To apply the migrated permissions, you can also convert the target permissions file into a Terraform Infrastructure-as-Code (IaC) configuration and apply it to Cloud Storage.

  1. Verify that you have Python 3.7 or higher.
  2. Create a new virtual environment and activate it.
  3. From the permissions-migration/terraform directory, install the dependencies from the requirements.txt file using the following command:

    python -m pip install -r requirements.txt
  4. Run the generator command:

    python tf_generator PATH LOCATION OUTPUT

    Replace the following:

    • PATH: the path to the generated permissions.yaml file.
    • LOCATION: the location of your Cloud Storage bucket where the script checks and creates folders based on the permission configuration.
    • OUTPUT: the path to the output file, main.tf.

Ruleset YAML files

Ruleset YAML files are used to map principals and roles when migrating permissions from HDFS or Apache Ranger to Trusted Cloud. Ruleset YAML files use Common Expression Language (CEL) for specifying predicates (where the result is boolean) and expressions (where the result is string).

Ruleset YAML files have the following characteristics:

  • Mapping rules of each type are executed sequentially from top to bottom for each input object.
  • CEL expressions have access to context variables, and context variables depend on the section of the ruleset. For example, you can use the user variable to map to source user objects, and you can use the group variable to map to groups.
  • You can use CEL expressions or use static values to change default values. For example, when mapping a group, you can override the output value type from the default value group to another value like serviceAccount.
  • There must be at least one rule which matches every input object.

In a HDFS or Apache Ranger permissions migration, a ruleset YAML file can be used to define either a principal mapping file or a role mapping file.

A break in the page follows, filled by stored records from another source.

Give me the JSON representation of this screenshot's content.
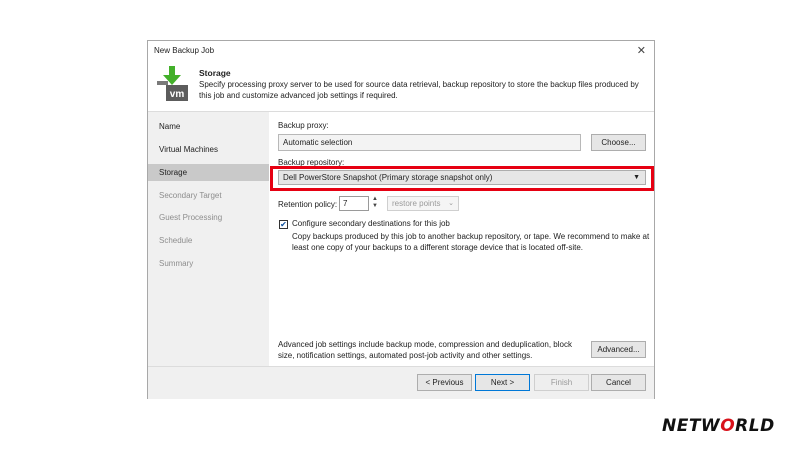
{
  "window": {
    "title": "New Backup Job",
    "close_glyph": "✕"
  },
  "header": {
    "title": "Storage",
    "description": "Specify processing proxy server to be used for source data retrieval, backup repository to store the backup files produced by this job and customize advanced job settings if required.",
    "icon": "vm-download-icon",
    "icon_text": "vm"
  },
  "sidebar": {
    "items": [
      {
        "label": "Name",
        "state": "normal"
      },
      {
        "label": "Virtual Machines",
        "state": "normal"
      },
      {
        "label": "Storage",
        "state": "active"
      },
      {
        "label": "Secondary Target",
        "state": "disabled"
      },
      {
        "label": "Guest Processing",
        "state": "disabled"
      },
      {
        "label": "Schedule",
        "state": "disabled"
      },
      {
        "label": "Summary",
        "state": "disabled"
      }
    ]
  },
  "storage": {
    "proxy_label": "Backup proxy:",
    "proxy_value": "Automatic selection",
    "choose_button": "Choose...",
    "repository_label": "Backup repository:",
    "repository_value": "Dell PowerStore Snapshot (Primary storage snapshot only)",
    "retention_label": "Retention policy:",
    "retention_value": "7",
    "retention_unit": "restore points",
    "secondary_checkbox_label": "Configure secondary destinations for this job",
    "secondary_checked": true,
    "secondary_description": "Copy backups produced by this job to another backup repository, or tape. We recommend to make at least one copy of your backups to a different storage device that is located off-site.",
    "advanced_text": "Advanced job settings include backup mode, compression and deduplication, block size, notification settings, automated post-job activity and other settings.",
    "advanced_button": "Advanced..."
  },
  "footer": {
    "previous_button": "< Previous",
    "next_button": "Next >",
    "finish_button": "Finish",
    "cancel_button": "Cancel"
  },
  "annotation": {
    "highlight_color": "#e60012"
  },
  "brand": {
    "logo_part1": "NETW",
    "logo_o": "O",
    "logo_part2": "RLD",
    "accent_color": "#d8121b"
  }
}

Mapping rules in ruleset YAML files

The ruleset YAML file consists of mapping rules that specify how objects match from your source to your target during a permissions migration. A mapping rule can contain the following sections or clauses:

  • when: A predicate clause that limits the applicability of the rule
    • A string represents a boolean CEL expression. Values can be true or false
    • The rule applies only if the when clause evaluates to true
    • Default value is true
  • map: A clause that specifies the contents of a result field. The value for this clause depends on the type of object processed and can be defined as:
    • expression to evaluate as a string
    • value for a constant string
  • skip: Specifies that the input object shouldn't be mapped
    • Can be either true or false
  • log: A predicate clause that helps debug or develop rules
    • A string represents a boolean CEL expression. Values can be true or false
    • Default value is false
    • If set to true, the output contains an execution log that can be used to monitor or diagnose issues in the execution

Creating a principal ruleset YAML file

A principal mapping file is used to generate principal identifiers by providing a value for email_address and type.

  • Use email_address to specify the email for the Trusted Cloud principal.
  • Use type to specify the nature of the principal in Trusted Cloud. The value for type can either be user, group, or serviceAccount.

Any CEL expression used in the rules has access to variables which represent the processed object. The fields in the variables are based on the contents of the HDFS or Apache Ranger metadata files. The available variables depend on the section of the ruleset:

  • For user_rules, use the variable user
  • For group_rules, use the variable group
  • For other_rules, use the variable other
  • For role_rules, use the variable role

The following example maps users from HDFS to users in the Trusted Cloud with their username, followed by @google.com as their email address:

hdfs:
  user_rules:
    # Skip user named 'example'
    - when: "user.name == 'example'"
      skip: true
    # Map all other users to their name at google.com
    - when: "true"
      map:
        type:
          value: user
        email_address:
          expression: "user.name + '@google.com'"

Override default role mapping

To use non-default principals, you can either skip or modify the default role mappings using the ruleset files.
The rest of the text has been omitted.